AI Insight Institute(AIII)が推進する3つの活動領域
AIIIは、理論的な研究開発にとどまらず、実務で機能するソリューションの展開や既存リサーチサービスの高度化を主要な領域として活動します。活動の柱は、以下の3つの領域です。
- 研究開発領域:AI時代の生活者の意識・行動・意思決定プロセスを継続的に観測・蓄積・解釈し、実務活用の土台となる知見を構築します
- ソリューション展開領域:生活者AIペルソナの開発・提供、Agentic Researchによる自律型支援エージェントの構築を支援します
- 既存サービスの高度化領域:AI-Augmented Researchの推進とリサーチ&プランニングRAGの開発に取り組みます
研究開発領域では、AIと共進化する生活者の変化を観測・蓄積・解釈し、実務活用の土台となる知見を構築します。
ソリューション展開領域では、定量・定性の知見を統合した「対話可能な生活者像」の提供と、課題設定から示唆出しまで伴走する自律型支援エージェントの構築を支援します。
既存サービスの高度化領域では、AI活用によるリサーチのスピードやコスト、アジャイル性の課題を解消し、高速かつ高品質な示唆抽出の実現を目指します。あわせて、組織内の知見を体系化するRAGの開発に取り組みます。
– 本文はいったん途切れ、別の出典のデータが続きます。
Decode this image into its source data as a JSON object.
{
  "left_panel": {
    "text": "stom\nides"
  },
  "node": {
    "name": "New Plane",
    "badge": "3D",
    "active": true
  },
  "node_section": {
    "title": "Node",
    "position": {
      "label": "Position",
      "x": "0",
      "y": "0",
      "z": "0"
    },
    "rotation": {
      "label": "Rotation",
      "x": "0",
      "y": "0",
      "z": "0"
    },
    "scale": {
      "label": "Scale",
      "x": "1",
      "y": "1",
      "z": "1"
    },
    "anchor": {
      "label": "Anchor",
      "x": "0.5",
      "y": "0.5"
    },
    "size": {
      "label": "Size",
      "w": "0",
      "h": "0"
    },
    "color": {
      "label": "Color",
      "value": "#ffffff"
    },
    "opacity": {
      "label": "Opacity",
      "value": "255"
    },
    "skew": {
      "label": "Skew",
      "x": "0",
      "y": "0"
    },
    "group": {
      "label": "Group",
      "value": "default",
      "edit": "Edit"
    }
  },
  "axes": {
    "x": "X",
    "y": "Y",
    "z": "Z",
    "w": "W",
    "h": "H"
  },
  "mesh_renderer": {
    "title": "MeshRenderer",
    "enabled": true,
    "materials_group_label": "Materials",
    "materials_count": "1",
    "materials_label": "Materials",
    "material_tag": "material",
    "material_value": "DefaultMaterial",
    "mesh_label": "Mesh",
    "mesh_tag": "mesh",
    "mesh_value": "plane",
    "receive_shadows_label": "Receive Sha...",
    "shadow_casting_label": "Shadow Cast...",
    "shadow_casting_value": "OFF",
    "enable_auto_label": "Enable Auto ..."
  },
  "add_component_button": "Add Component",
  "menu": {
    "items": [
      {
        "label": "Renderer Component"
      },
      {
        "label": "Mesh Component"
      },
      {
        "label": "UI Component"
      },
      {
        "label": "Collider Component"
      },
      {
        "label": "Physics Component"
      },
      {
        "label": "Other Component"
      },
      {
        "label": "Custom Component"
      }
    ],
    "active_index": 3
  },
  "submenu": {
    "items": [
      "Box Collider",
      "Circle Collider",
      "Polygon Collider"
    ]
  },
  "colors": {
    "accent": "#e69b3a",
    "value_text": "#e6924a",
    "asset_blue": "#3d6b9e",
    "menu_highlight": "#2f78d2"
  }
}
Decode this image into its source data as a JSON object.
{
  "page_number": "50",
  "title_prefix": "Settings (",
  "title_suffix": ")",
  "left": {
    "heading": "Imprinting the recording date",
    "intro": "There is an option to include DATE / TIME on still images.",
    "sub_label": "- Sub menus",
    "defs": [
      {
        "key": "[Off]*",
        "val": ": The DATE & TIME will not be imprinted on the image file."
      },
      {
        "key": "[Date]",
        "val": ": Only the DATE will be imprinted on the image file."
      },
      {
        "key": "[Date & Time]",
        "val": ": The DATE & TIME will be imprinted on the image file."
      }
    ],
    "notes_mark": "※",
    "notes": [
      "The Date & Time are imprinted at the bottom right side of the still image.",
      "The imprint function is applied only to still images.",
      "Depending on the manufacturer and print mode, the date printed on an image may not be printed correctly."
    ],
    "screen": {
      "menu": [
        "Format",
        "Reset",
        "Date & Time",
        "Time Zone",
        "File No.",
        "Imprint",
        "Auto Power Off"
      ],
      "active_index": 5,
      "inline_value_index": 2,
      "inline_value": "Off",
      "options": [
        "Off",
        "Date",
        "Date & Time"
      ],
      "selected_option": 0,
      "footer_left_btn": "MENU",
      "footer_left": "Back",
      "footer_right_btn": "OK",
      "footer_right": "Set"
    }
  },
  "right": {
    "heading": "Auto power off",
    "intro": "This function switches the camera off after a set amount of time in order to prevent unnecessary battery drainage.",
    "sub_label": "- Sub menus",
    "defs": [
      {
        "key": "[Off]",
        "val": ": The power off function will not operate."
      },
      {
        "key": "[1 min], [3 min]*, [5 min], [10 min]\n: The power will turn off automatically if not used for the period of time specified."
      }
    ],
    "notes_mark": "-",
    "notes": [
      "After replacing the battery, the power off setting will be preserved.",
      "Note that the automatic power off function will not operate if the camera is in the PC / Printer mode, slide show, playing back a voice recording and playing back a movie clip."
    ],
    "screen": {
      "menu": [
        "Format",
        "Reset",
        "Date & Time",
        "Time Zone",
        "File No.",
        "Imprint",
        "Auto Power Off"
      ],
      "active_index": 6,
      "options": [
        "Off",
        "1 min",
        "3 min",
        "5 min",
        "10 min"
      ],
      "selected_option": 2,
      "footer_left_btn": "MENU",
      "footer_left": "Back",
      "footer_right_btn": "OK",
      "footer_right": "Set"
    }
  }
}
AI Insight Institute(AIII)概要
| 項目 | 詳細 |
|---|---|
| 機関名 | AI Insight Institute(AIII/エースリー) |
| 運営主体 | QO株式会社 |
| 代表取締役社長 | 恒藤 優氏 |
| 活動領域 | 研究開発・ソリューション展開・既存サービスの高度化の3領域 |
| 今後の予定 | セミナー登壇、メディアでの執筆・発信、パートナー企業との協業 |
| 直近登壇 | 2026年5月21日(木)「MarkeZine Day ~AIで解き放つ、マーケティングの真価~」 |
| 登壇者 | AIIIフェロー 大塚剛氏 |
| 本社所在地 | 東京都中央区京橋2-7-19 京橋イーストビル9F |
| 設立 | 1965年6月 |
| URL | https://www.q4one.co.jp/ |
trends編集部の一言
「データと施策の分断」という課題は、マーケティング業界でも広く共通して語られてきたテーマです。マーケティング業界の文脈に置き換えると、リサーチ結果を受け取りながら「で、何をすべきか」という問いに立ち戻る構造的な課題は業界横断で指摘されてきました。課題設定から示唆出しまで伴走するAgentic Researchという設計には、こうした業界全体の課題への応答が見られます。
生活者AIペルソナやリサーチ&プランニングRAGのように、蓄積された知見そのものをAIに実装しようとするアプローチは、単なる業務効率化とは一線を画しています。マーケティング業界の文脈に置き換えると、AIが「使えるツール」から「意思決定のパートナー」へと移行していく流れを具体化した取り組みとして、業界動向の一角を占める動きと読み取れます。